More questions about ‘General Misha’
Flynn has not been charged with any crimes, and officials previously said they did not expect him to be. The FBI could have pursued charges against him for allegedly misleading investigators who asked about the phone call in January, and his critics had suggested that the Justice Department could charge him for allegedly violating the Logan Act, a federal law that bars private citizens from conducting diplomacy. Neither charge was ever levied.
Last week, the committee announced that it was looking into Flynn’s interactions with foreign nationals before he joined the President Trump White House. In March, Flynn filed paperwork acknowledging that the Turkish government paid his consulting firm more than $50,000 to lobby for its interests in the U.S in the fall of 2016 — while he was also working on President Trump’s campaign and attending intelligence briefings.
House Oversight and Government Reform Committee Chairman Jason Chaffetz (R-Utah) on Friday said that Flynn’s immunity ask — which comes in the absence of charges — is “mysterious” and “doesn’t look good.”
“If all of a sudden you have somebody stand up and say, ‘Hey, I need immunity,’ you know, it kinda raises your eyebrows,” he said in a Fox News interview. “I mean, immunity from what?”
Flynn himself previously claimed that anyone looking for immunity may be guilty.
"When you are given immunity, that means you have probably committed a crime," Flynn said in a September interview with NBC.

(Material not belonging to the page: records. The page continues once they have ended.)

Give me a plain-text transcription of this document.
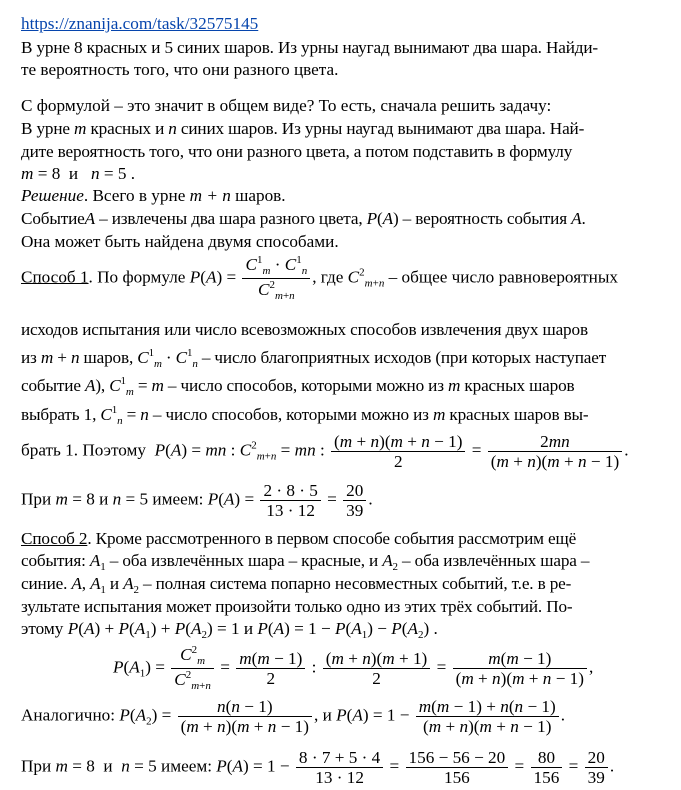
https://znanija.com/task/32575145
В урне 8 красных и 5 синих шаров. Из урны наугад вынимают два шара. Найди-
те вероятность того, что они разного цвета.
С формулой – это значит в общем виде? То есть, сначала решить задачу:
В урне m красных и n синих шаров. Из урны наугад вынимают два шара. Най-
дите вероятность того, что они разного цвета, а потом подставить в формулу
m = 8  и   n = 5 .
Решение. Всего в урне m + n шаров.
СобытиеA – извлечены два шара разного цвета, P(A) – вероятность события A.
Она может быть найдена двумя способами.
Способ 1. По формуле $P(A) = \frac{C^1_m \cdot C^1_n}{C^2_{m+n}}$ , где $C^2_{m+n}$ – общее число равновероятных
исходов испытания или число всевозможных способов извлечения двух шаров
из m + n шаров, $C^1_m \cdot C^1_n$ – число благоприятных исходов (при которых наступает
событие A), $C^1_m = m$ – число способов, которыми можно из m красных шаров
выбрать 1, $C^1_n = n$ – число способов, которыми можно из m красных шаров вы-
брать 1. Поэтому  P(A) = mn : $C^2_{m+n}$ = mn : $\frac{(m + n)(m + n - 1)}{2} = \frac{2mn}{(m + n)(m + n - 1)}$ .
При m = 8 и n = 5 имеем: $P(A) = \frac{2 \cdot 8 \cdot 5}{13 \cdot 12} = \frac{20}{39}$ .
Способ 2. Кроме рассмотренного в первом способе события рассмотрим ещё
события: $A_1$ – оба извлечённых шара – красные, и $A_2$ – оба извлечённых шара –
синие. A, $A_1$ и $A_2$ – полная система попарно несовместных событий, т.е. в ре-
зультате испытания может произойти только одно из этих трёх событий. По-
этому $P(A) + P(A_1) + P(A_2) = 1$ и $P(A) = 1 - P(A_1) - P(A_2)$ .
$P(A_1) = \frac{C^2_m}{C^2_{m+n}} = \frac{m(m - 1)}{2}$ : $\frac{(m + n)(m + 1)}{2} = \frac{m(m - 1)}{(m + n)(m + n - 1)}$ ,
Аналогично: $P(A_2) = \frac{n(n - 1)}{(m + n)(m + n - 1)}$ , и $P(A) = 1 - \frac{m(m - 1) + n(n - 1)}{(m + n)(m + n - 1)}$ .
При m = 8  и  n = 5 имеем: $P(A) = 1 - \frac{8 \cdot 7 + 5 \cdot 4}{13 \cdot 12} = \frac{156 - 56 - 20}{156} = \frac{80}{156} = \frac{20}{39}$ .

As the House committee probes Flynn’s past, some intelligence officials suggested that his ties to Russia started long before the December phone call. In 2014, when he was working as the director for the Defense Intelligence Agency — a government agency that specializes in military intelligence — he allegedly became close to a Russian woman who claimed to have access to classified Soviet-era intelligence records, the Guardian reported Friday.
The two sent frequent emails: In one exchange he even signed himself as “General Misha” which is Russian for Mike. But Flynn never disclosed the contact — which he would have been required to do as part of the process of obtaining and maintaining a security clearance.